By Neil Cole
Jesus defined success differently. For Him, success could be summed up in three words: Faithfulness (Matt 25:21; Heb 11:6) fruitfulness (John 15:8) and finishing well (Matt 25:21; 2 Tim. 4:6-8).
If these three things are what Jesus is looking for to determine our success then perhaps our priorities should reflect them. Christian leaders put so much emphasis on tasks at the expense of relationships, but actually, it is our relationships that will ultimately reveal our success or lack thereof.
The diagram below reflects a variety of roles that a typical Christian leader can feel obliged to fill. At the top of the chart are the roles and at the bottom are the numbers of people he or she can expect to influence in each of those roles.
As you look at the circles above imagine them on a potter’s wheel spinning fast. The Christian leader feels the pull of centrifugal force to the outer roles. The crowds beckon. The demands of the consumer Christians call to us endlessly.

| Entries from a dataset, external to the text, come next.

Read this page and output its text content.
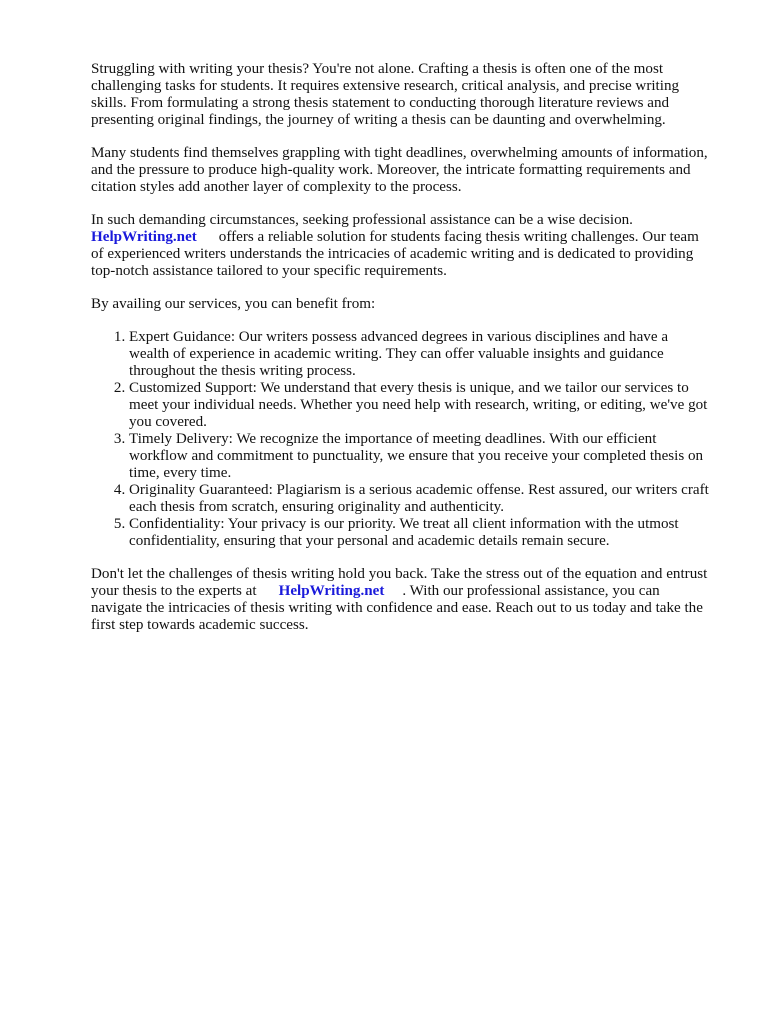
Struggling with writing your thesis? You're not alone. Crafting a thesis is often one of the most challenging tasks for students. It requires extensive research, critical analysis, and precise writing skills. From formulating a strong thesis statement to conducting thorough literature reviews and presenting original findings, the journey of writing a thesis can be daunting and overwhelming.

Many students find themselves grappling with tight deadlines, overwhelming amounts of information, and the pressure to produce high-quality work. Moreover, the intricate formatting requirements and citation styles add another layer of complexity to the process.

In such demanding circumstances, seeking professional assistance can be a wise decision.
HelpWriting.net offers a reliable solution for students facing thesis writing challenges. Our team of experienced writers understands the intricacies of academic writing and is dedicated to providing top-notch assistance tailored to your specific requirements.

By availing our services, you can benefit from:

1. Expert Guidance: Our writers possess advanced degrees in various disciplines and have a wealth of experience in academic writing. They can offer valuable insights and guidance throughout the thesis writing process.
2. Customized Support: We understand that every thesis is unique, and we tailor our services to meet your individual needs. Whether you need help with research, writing, or editing, we've got you covered.
3. Timely Delivery: We recognize the importance of meeting deadlines. With our efficient workflow and commitment to punctuality, we ensure that you receive your completed thesis on time, every time.
4. Originality Guaranteed: Plagiarism is a serious academic offense. Rest assured, our writers craft each thesis from scratch, ensuring originality and authenticity.
5. Confidentiality: Your privacy is our priority. We treat all client information with the utmost confidentiality, ensuring that your personal and academic details remain secure.

Don't let the challenges of thesis writing hold you back. Take the stress out of the equation and entrust your thesis to the experts at HelpWriting.net . With our professional assistance, you can navigate the intricacies of thesis writing with confidence and ease. Reach out to us today and take the first step towards academic success.
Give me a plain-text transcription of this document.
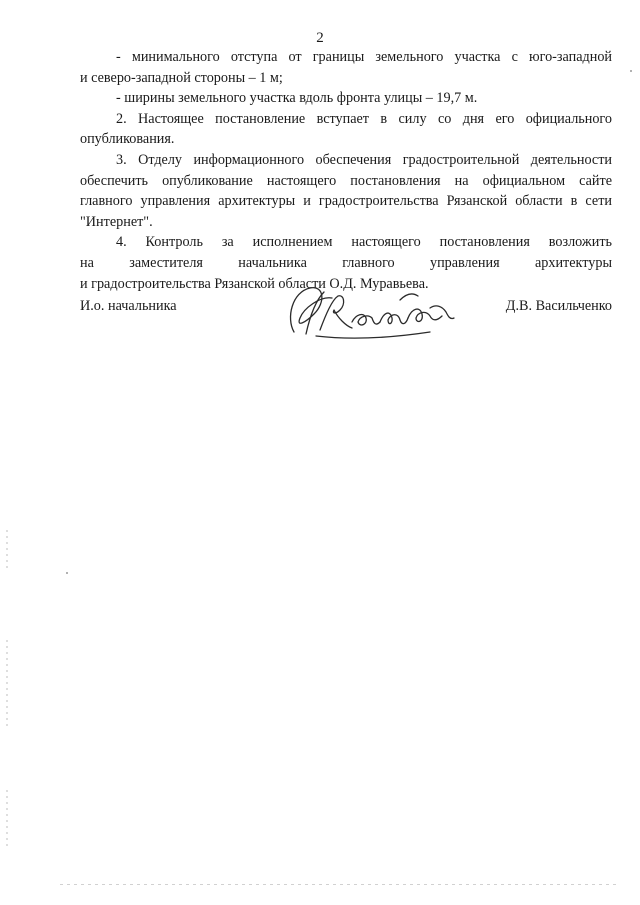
2
- минимального отступа от границы земельного участка с юго-западной
и северо-западной стороны – 1 м;
- ширины земельного участка вдоль фронта улицы – 19,7 м.
2. Настоящее постановление вступает в силу со дня его официального
опубликования.
3. Отделу информационного обеспечения градостроительной деятельности
обеспечить опубликование настоящего постановления на официальном сайте
главного управления архитектуры и градостроительства Рязанской области в сети
"Интернет".
4. Контроль за исполнением настоящего постановления возложить
на заместителя начальника главного управления архитектуры
и градостроительства Рязанской области О.Д. Муравьева.
И.о. начальника	Д.В. Васильченко
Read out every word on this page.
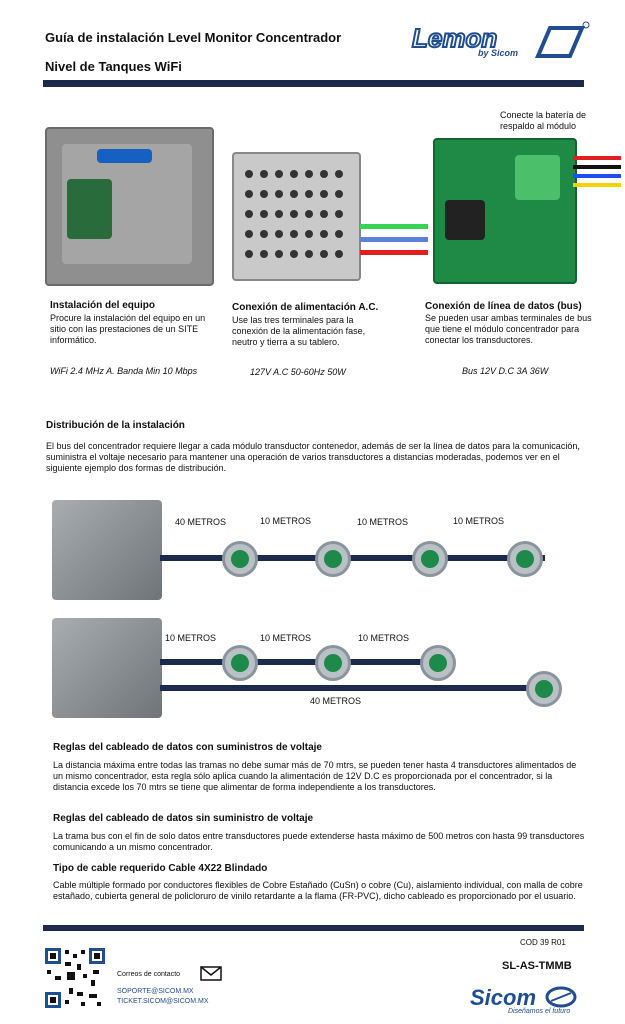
Guía de instalación Level Monitor Concentrador
Nivel de Tanques WiFi
Lemon
by Sicom
Conecte la batería de respaldo al módulo
Instalación del equipo
Procure la instalación del equipo en un sitio con las prestaciones de un SITE informático.
WiFi 2.4 MHz A. Banda Min 10 Mbps
Conexión de alimentación A.C.
Use las tres terminales para la conexión de la alimentación fase, neutro y tierra a su tablero.
127V A.C 50-60Hz 50W
Conexión de línea de datos (bus)
Se pueden usar ambas terminales de bus que tiene el módulo concentrador para conectar los transductores.
Bus 12V D.C 3A 36W
Distribución de la instalación
El bus del concentrador requiere llegar a cada módulo transductor contenedor, además de ser la línea de datos para la comunicación, suministra el voltaje necesario para mantener una operación de varios transductores a distancias moderadas, podemos ver en el siguiente ejemplo dos formas de distribución.
40 METROS	10 METROS	10 METROS	10 METROS
10 METROS	10 METROS	10 METROS
40 METROS
Reglas del cableado de datos con suministros de voltaje
La distancia máxima entre todas las tramas no debe sumar más de 70 mtrs, se pueden tener hasta 4 transductores alimentados de un mismo concentrador, esta regla sólo aplica cuando la alimentación de 12V D.C es proporcionada por el concentrador, si la distancia excede los 70 mtrs se tiene que alimentar de forma independiente a los transductores.
Reglas del cableado de datos sin suministro de voltaje
La trama bus con el fin de solo datos entre transductores puede extenderse hasta máximo de 500 metros con hasta 99 transductores comunicando a un mismo concentrador.
Tipo de cable requerido Cable 4X22 Blindado
Cable múltiple formado por conductores flexibles de Cobre Estañado (CuSn) o cobre (Cu), aislamiento individual, con malla de cobre estañado, cubierta general de policloruro de vinilo retardante a la flama (FR-PVC), dicho cableado es proporcionado por el usuario.
Correos de contacto
SOPORTE@SICOM.MX
TICKET.SICOM@SICOM.MX
COD 39 R01
SL-AS-TMMB
Sicom
Diseñamos el futuro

Leaders who perform well on the outside tasks get the most accolades and affirmations. But the tasks that fuel true success over a lifetime are found at the center of the circles. The greatest demand and the least significance are found in the roles on the outside of the circles. The least demand on your time, yet the greatest significance for your life investment, are found in the center of the target. Aim for the bull’s eye if you want to die without regrets.
We simply must realign our priorities to reflect what is valuable in God’s kingdom. The greatest leaders are not those who win the most followers. The greatest leaders are the ones who produce leaders.
Follow Jesus to True Success
This was Jesus’ pattern; he fulfilled all the roles. He preached to, healed and fed the multitudes (Matt 13:1-34;14:13-21). He cast vision to five hundred at one time (1 Cor 15:6). He shepherded a congregation of disciples that numbered 120 (Acts 1:15). He coached and facilitated the training of 70 (Luke 10:1). He discipled 12 (Matt. 10:1) and of those 12 He invested Himself in 3 to reproduce His leadership (Mark 5:37; Luke 9:28; Mark 14:33). The 3 were part of the 12, who were numbered in the 70. The 70 were counted among the 120 and of course the 120 were part of the multitudes.
Jesus was not enamored by large crowds. Though He obviously had the ability to draw tens of thousands to attend an event, it was not his purpose to gather a large crowd, and that was not success to Him. He frequently tried to get away from large crowds (Luke 5:14-16), and even intentionally offended them without worrying about loosing His popularity (John 6:41-71).
It is the lives you touch, one at a time, which will be the fruit of your life. To focus on the true priority of making disciples we must at times neglect the distracting but less than significant demands that come from the masses.